An der Bedeutung Geraldinis für die Rezeption des italienischen Humanismus in Spanien besteht kein Zweifel. Früh führt die Vermittlung seines Bruders Alessandro und Pietro Martire d’Anghieras an den Hof der Katholischen Könige als eine der wesentlichen Leistungen Geraldinis an. Geraldinis Präsenz am Hof, seine Vermittlungstätigkeit und sein Wirken als Pädagoge wären ein schlüssiger Grund, weshalb die Katholischen Könige in den 1480er und 1490er-Jahren mit Lucius Marineus, Pietro Martire d’Anghiera und Alessandro Geraldini drei weitere italienische Humanisten als Lehrer an ihre Seite beriefen. Leider fehlen bislang Informationen über die Tätigkeit Geraldinis am Hof der Katholischen Könige.

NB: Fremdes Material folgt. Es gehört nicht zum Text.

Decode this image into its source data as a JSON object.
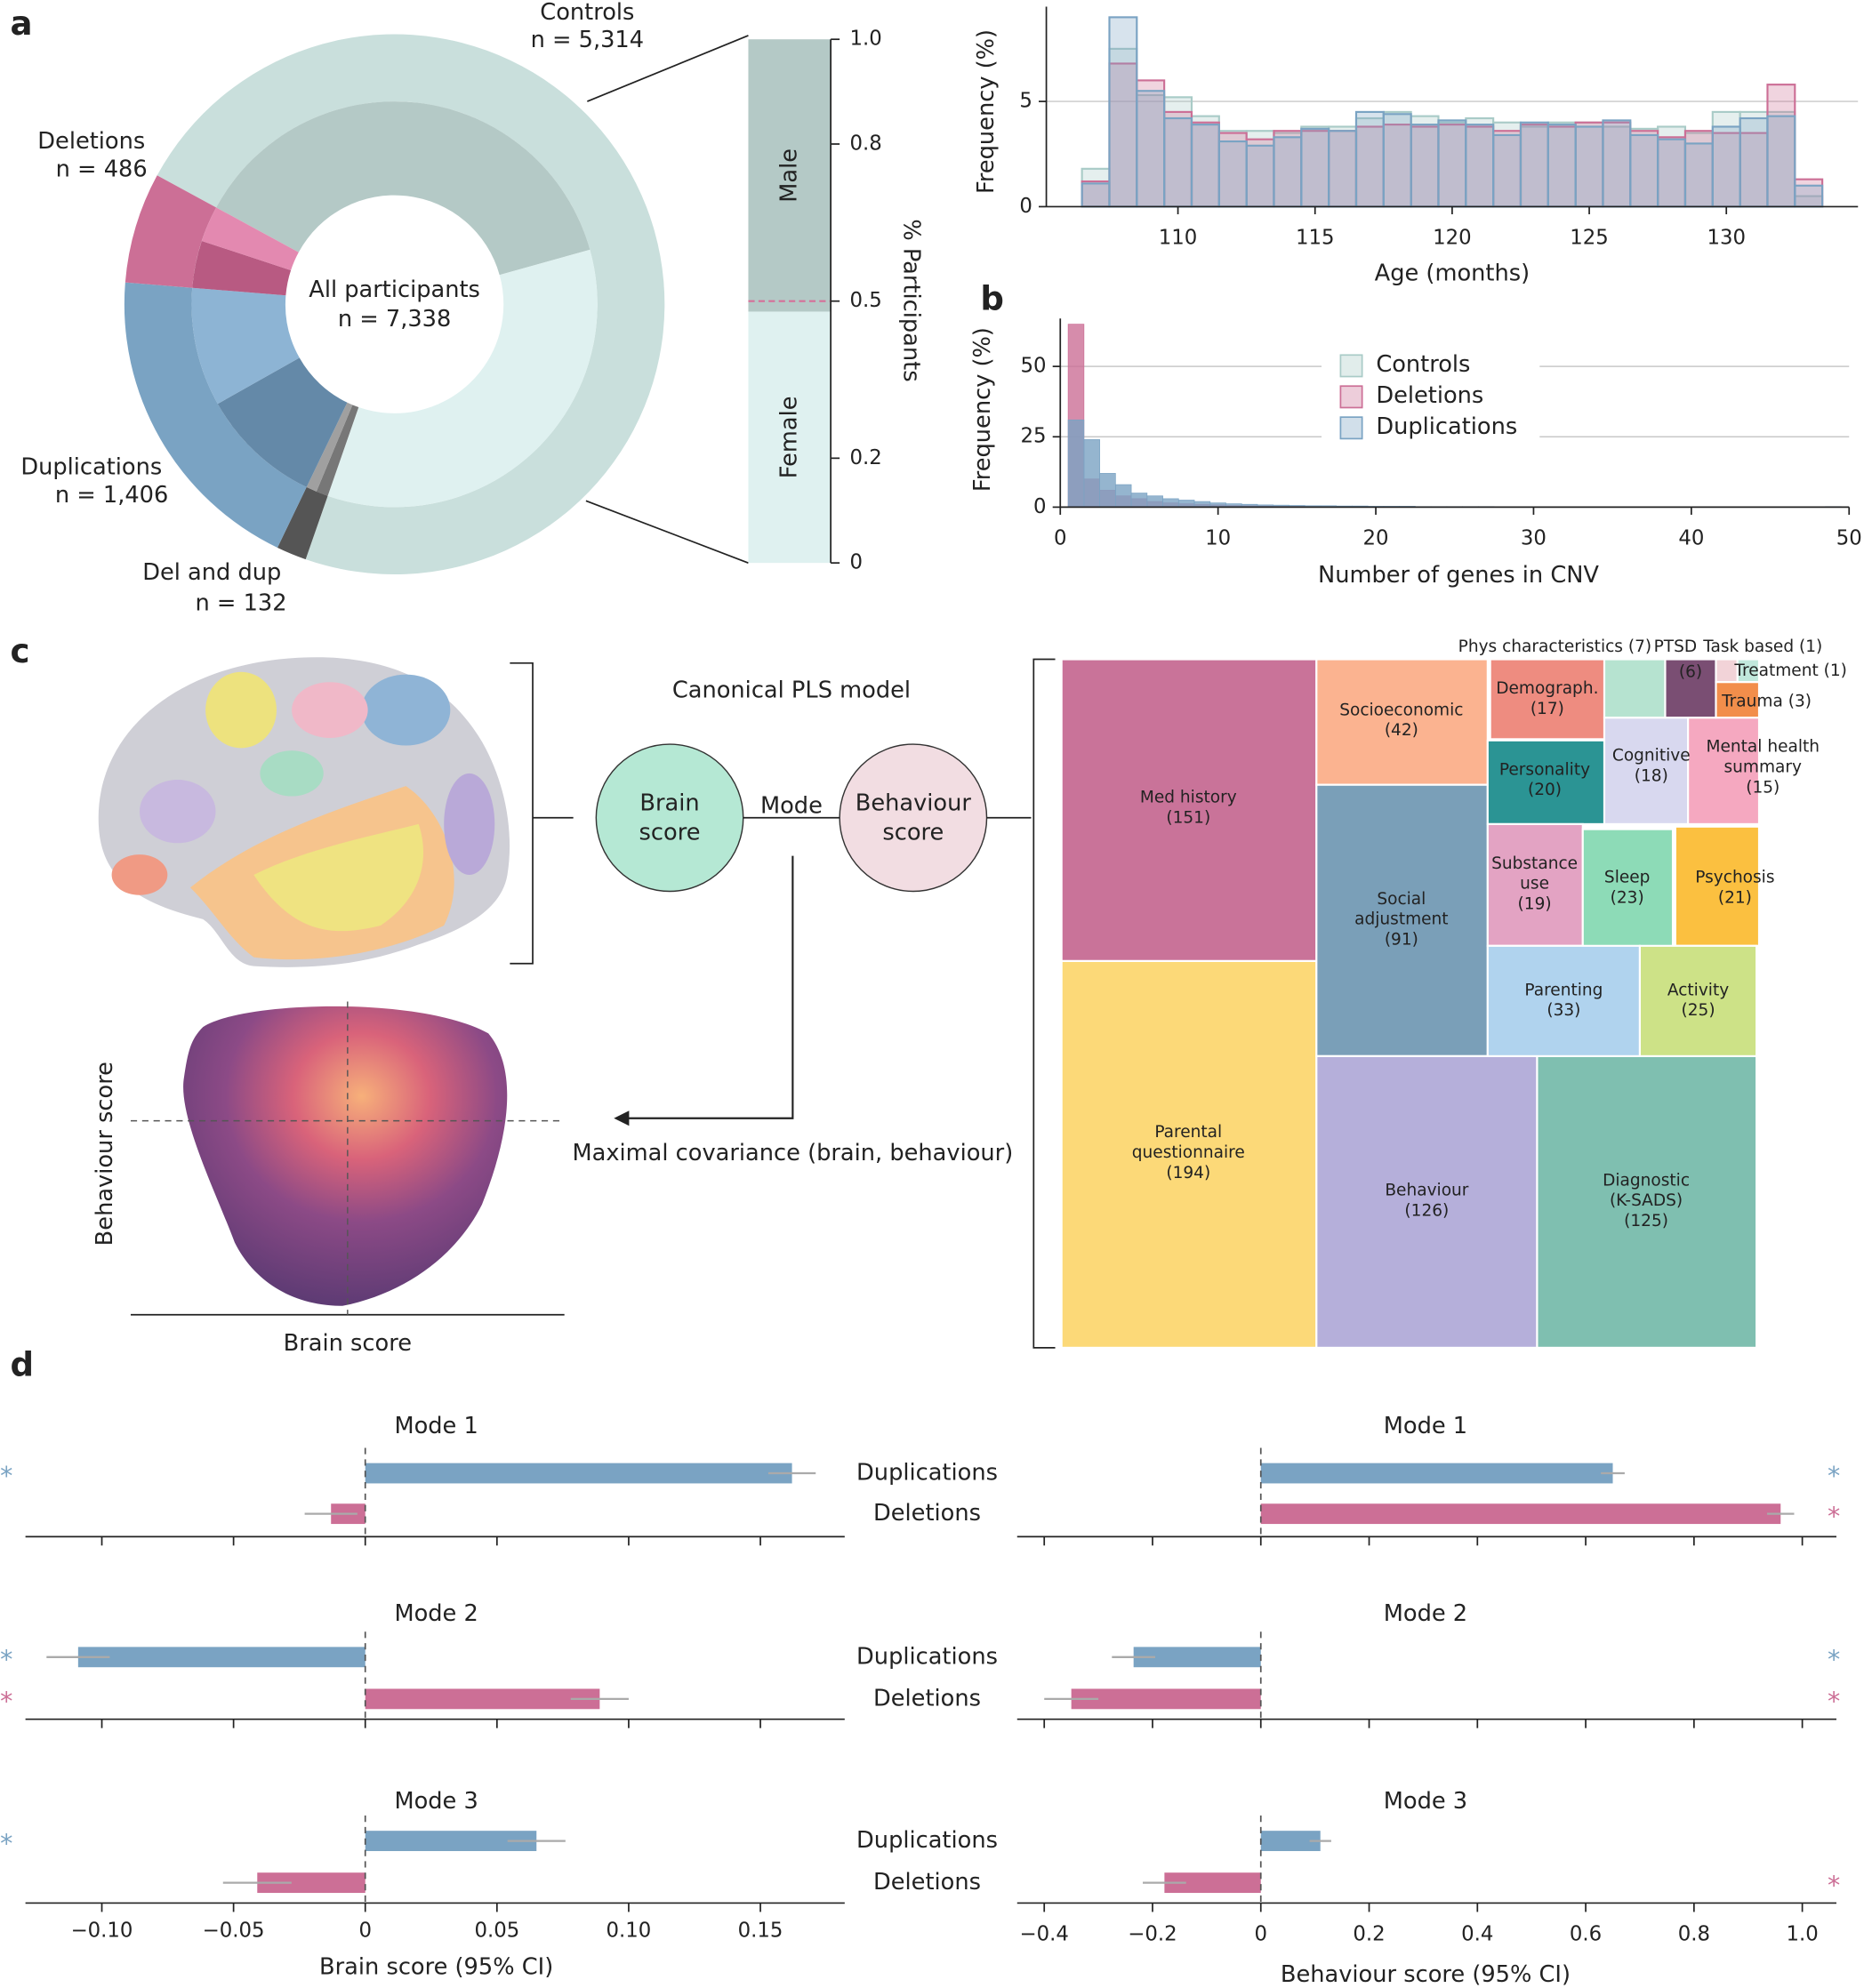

So ist es nur wahrscheinlich, aber keineswegs gesichert, dass er Erzieher Johannas, der ältesten Tochter Isabellas, war. Akzeptiert man seine Rolle als Vermittler des humanistischen Bildungsideals an den Hof der Katholischen Könige, dann wurde Geraldini nicht nur zu einem Vermittler für den italienischen Humanismus in Katalonien-Aragón, sondern auch – und hier wahrscheinlich mit noch größerer Bedeutung – in Kastilien. Der Lebensweg Geraldinis würde damit einen weiteren Beleg für die Brückenfunktion liefern, die Katalonien-Aragón beim Transfer des Humanismus nach Kastilien zukam: Jahrzehnte vorher waren mit dem Marqués de Santillana und Enrique de Villena zwei Pioniere des volkssprachlichen kastilischen Humanismus im Königreich Aragón mit dem italienischen Humanismus in Berührung gekommen.

Es bleibt nun zu hoffen, dass weitere Archivfunde die Bedeutung erhellen können, die Geraldini bei der Humanismusrezeption in Kastilien zukam.3 Für das katalonische Umfeld liefert die Dissertation von Martin Früh hervorragende Ergebnisse, der eine gebührende Rezeption durch die Forschung zu wünschen ist.

Anmerkungen:
1 Wantoch, Hans, Spanien: das Land ohne Renaissance. Eine kulturpolitische Studie, München 1927.
2 Eine weitere Edition liegt mittlerweile vor: Leistritz, Sigrun, Das „Carmen Bucolicum“ des Antonio Geraldini. Einleitung, Edition, Übersetzung, Analyse ausgewählter Eklogen, Trier 2004.
3 Eine Übersicht über die Geraldini-Forschung bietet die nach Abschluss der Dissertation von Martin Früh stattgefundene Tagung: I Geraldini di Amelia nell’Europa del Rinascimento. Atti del Convegno Storico Internazionale Amelia 21-22 novembre 2003, ed. Tiziana DeAngelis, Amelia 2004.